C) And ignoring the non-lin constraint, fmincon outputs xhat in one iteration the correct params
[xhat fval]= fmincon(@objfun, x0, [], [], [], [], [], [], lb, ub,[] , options, data, data2)
But if I slightly change x0 it outputs very different xhat.
It might be the way I'm passing the constraint but I cannot seem to fix this. I tried to follow some examples but still same error. Let me know if it is not clear. Thanks
Answers (1)
Syntax (A) is incorrect. Syntax (B) is correct. Syntax (C) is correct, but deprecated. If you want to run without constraints, it would be better to do
[xhat fval]= fmincon(@(x) objfun(x,data,data2), x0, [], [], [], [], [], [], lb, ub, [],options)
As for the result you are getting, there is as yet, no reason to think the result is incorrect, even if it is unexpected. There could be multiple solutions. Or you could have coded the objective/constraints incorrectly. Or, there could be better solutions than you knew. Have you compared fval output in the various scenarios? Which gives the lowest value and how different are the values?
4 Comments
Dave
on 9 Dec 2014
Hi, in A) I was just mentioning that I use the "correct" known final parameters as the initial parameters x0.
OK, but why is the title of your post based on the results of A) if you already know if and why A) is wrong?
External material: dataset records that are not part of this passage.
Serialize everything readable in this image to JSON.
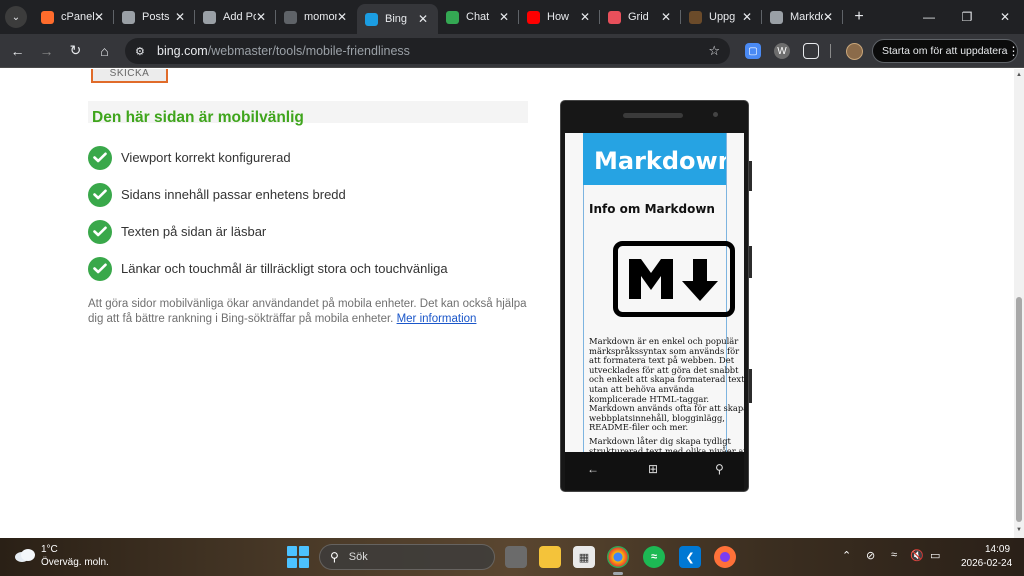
{
  "browser": {
    "tabs": [
      {
        "title": "cPanel",
        "icon": "cpanel-icon",
        "color": "#ff6c2c"
      },
      {
        "title": "Posts",
        "icon": "globe-icon",
        "color": "#9aa0a6"
      },
      {
        "title": "Add Post",
        "icon": "globe-icon",
        "color": "#9aa0a6"
      },
      {
        "title": "momondo",
        "icon": "momondo-icon",
        "color": "#5f6368"
      },
      {
        "title": "Bing",
        "icon": "bing-icon",
        "color": "#1b9de2",
        "active": true
      },
      {
        "title": "Chat",
        "icon": "chat-icon",
        "color": "#34a853"
      },
      {
        "title": "How",
        "icon": "youtube-icon",
        "color": "#ff0000"
      },
      {
        "title": "Grid",
        "icon": "grid-icon",
        "color": "#e8505b"
      },
      {
        "title": "Uppg",
        "icon": "uppg-icon",
        "color": "#6b4b2a"
      },
      {
        "title": "Markdown",
        "icon": "globe-icon",
        "color": "#9aa0a6"
      }
    ],
    "url_domain": "bing.com",
    "url_path": "/webmaster/tools/mobile-friendliness",
    "update_label": "Starta om för att uppdatera"
  },
  "page": {
    "check_button": "SKICKA",
    "result_title": "Den här sidan är mobilvänlig",
    "checks": [
      "Viewport korrekt konfigurerad",
      "Sidans innehåll passar enhetens bredd",
      "Texten på sidan är läsbar",
      "Länkar och touchmål är tillräckligt stora och touchvänliga"
    ],
    "info_text": "Att göra sidor mobilvänliga ökar användandet på mobila enheter. Det kan också hjälpa dig att få bättre rankning i Bing-sökträffar på mobila enheter.",
    "info_link": "Mer information"
  },
  "phone_preview": {
    "header": "Markdown",
    "subheading": "Info om Markdown",
    "paragraph1": "Markdown är en enkel och populär märkspråkssyntax som används för att formatera text på webben. Det utvecklades för att göra det snabbt och enkelt att skapa formaterad text utan att behöva använda komplicerade HTML-taggar. Markdown används ofta för att skapa webbplatsinnehåll, blogginlägg, README-filer och mer.",
    "paragraph2": "Markdown låter dig skapa tydligt strukturerad text med olika nivåer av"
  },
  "taskbar": {
    "temperature": "1°C",
    "weather": "Överväg. moln.",
    "search_placeholder": "Sök",
    "time": "14:09",
    "date": "2026-02-24"
  },
  "colors": {
    "success_green": "#3fa51c",
    "check_green": "#39a84a",
    "link_blue": "#1a56c9",
    "markdown_blue": "#26a3e3"
  }
}
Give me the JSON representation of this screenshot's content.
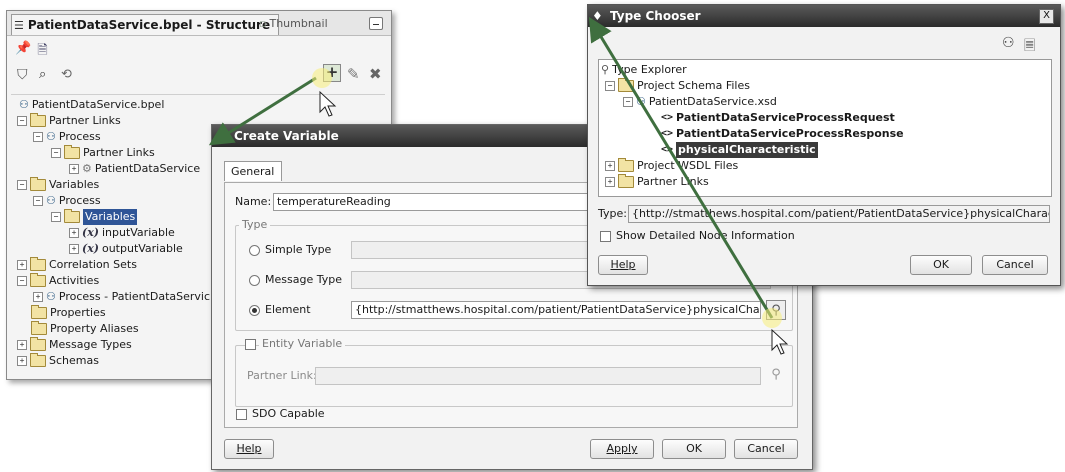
{
  "structure_panel": {
    "tab_active": "PatientDataService.bpel - Structure",
    "tab_inactive": "Thumbnail",
    "tree": [
      {
        "label": "PatientDataService.bpel"
      },
      {
        "label": "Partner Links"
      },
      {
        "label": "Process"
      },
      {
        "label": "Partner Links"
      },
      {
        "label": "PatientDataService"
      },
      {
        "label": "Variables"
      },
      {
        "label": "Process"
      },
      {
        "label": "Variables"
      },
      {
        "label": "inputVariable"
      },
      {
        "label": "outputVariable"
      },
      {
        "label": "Correlation Sets"
      },
      {
        "label": "Activities"
      },
      {
        "label": "Process - PatientDataServic"
      },
      {
        "label": "Properties"
      },
      {
        "label": "Property Aliases"
      },
      {
        "label": "Message Types"
      },
      {
        "label": "Schemas"
      }
    ],
    "var_prefix": "(x)"
  },
  "create_variable": {
    "title": "Create Variable",
    "tab": "General",
    "name_label": "Name:",
    "name_value": "temperatureReading",
    "type_group": "Type",
    "simple_type": "Simple Type",
    "message_type": "Message Type",
    "element": "Element",
    "element_value": "{http://stmatthews.hospital.com/patient/PatientDataService}physicalCharacteristic",
    "entity_variable": "Entity Variable",
    "partner_link_label": "Partner Link:",
    "sdo_capable": "SDO Capable",
    "help": "Help",
    "apply": "Apply",
    "ok": "OK",
    "cancel": "Cancel"
  },
  "type_chooser": {
    "title": "Type Chooser",
    "close": "X",
    "tree": [
      {
        "label": "Type Explorer"
      },
      {
        "label": "Project Schema Files"
      },
      {
        "label": "PatientDataService.xsd"
      },
      {
        "label": "PatientDataServiceProcessRequest"
      },
      {
        "label": "PatientDataServiceProcessResponse"
      },
      {
        "label": "physicalCharacteristic"
      },
      {
        "label": "Project WSDL Files"
      },
      {
        "label": "Partner Links"
      }
    ],
    "type_label": "Type:",
    "type_value": "{http://stmatthews.hospital.com/patient/PatientDataService}physicalCharacteristic",
    "show_detailed": "Show Detailed Node Information",
    "help": "Help",
    "ok": "OK",
    "cancel": "Cancel"
  },
  "colors": {
    "selection": "#2f5597",
    "annotation_arrow": "#3f6f3f"
  }
}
Loglikelihood is -3510. So I think I'm doing something wrong here.
You might be doing something wrong, but it has nothing to do with the code that you've shown us. Clearly, fmincon is doing its job correctly because the loglikelihood value that you are getting is an improvement over your initial point. -3510 is lower than -3500.
Dave
on 10 Dec 2014
I thought the main doubts would be around how to actually set the fmincon because the rest is pretty standard
Again, clearly not. fmincon found a point that is provably better than the one you thought was the best. Clearly, the problem is in your implementation of the objective function or constraints. Either that, or the paper is wrong about which point is the best.
checked the objfun which is the logl
Probably not. If logl is the loglikelihood (to be maximized), then you should be minimizing -logl. Thus -logl should be the objective function.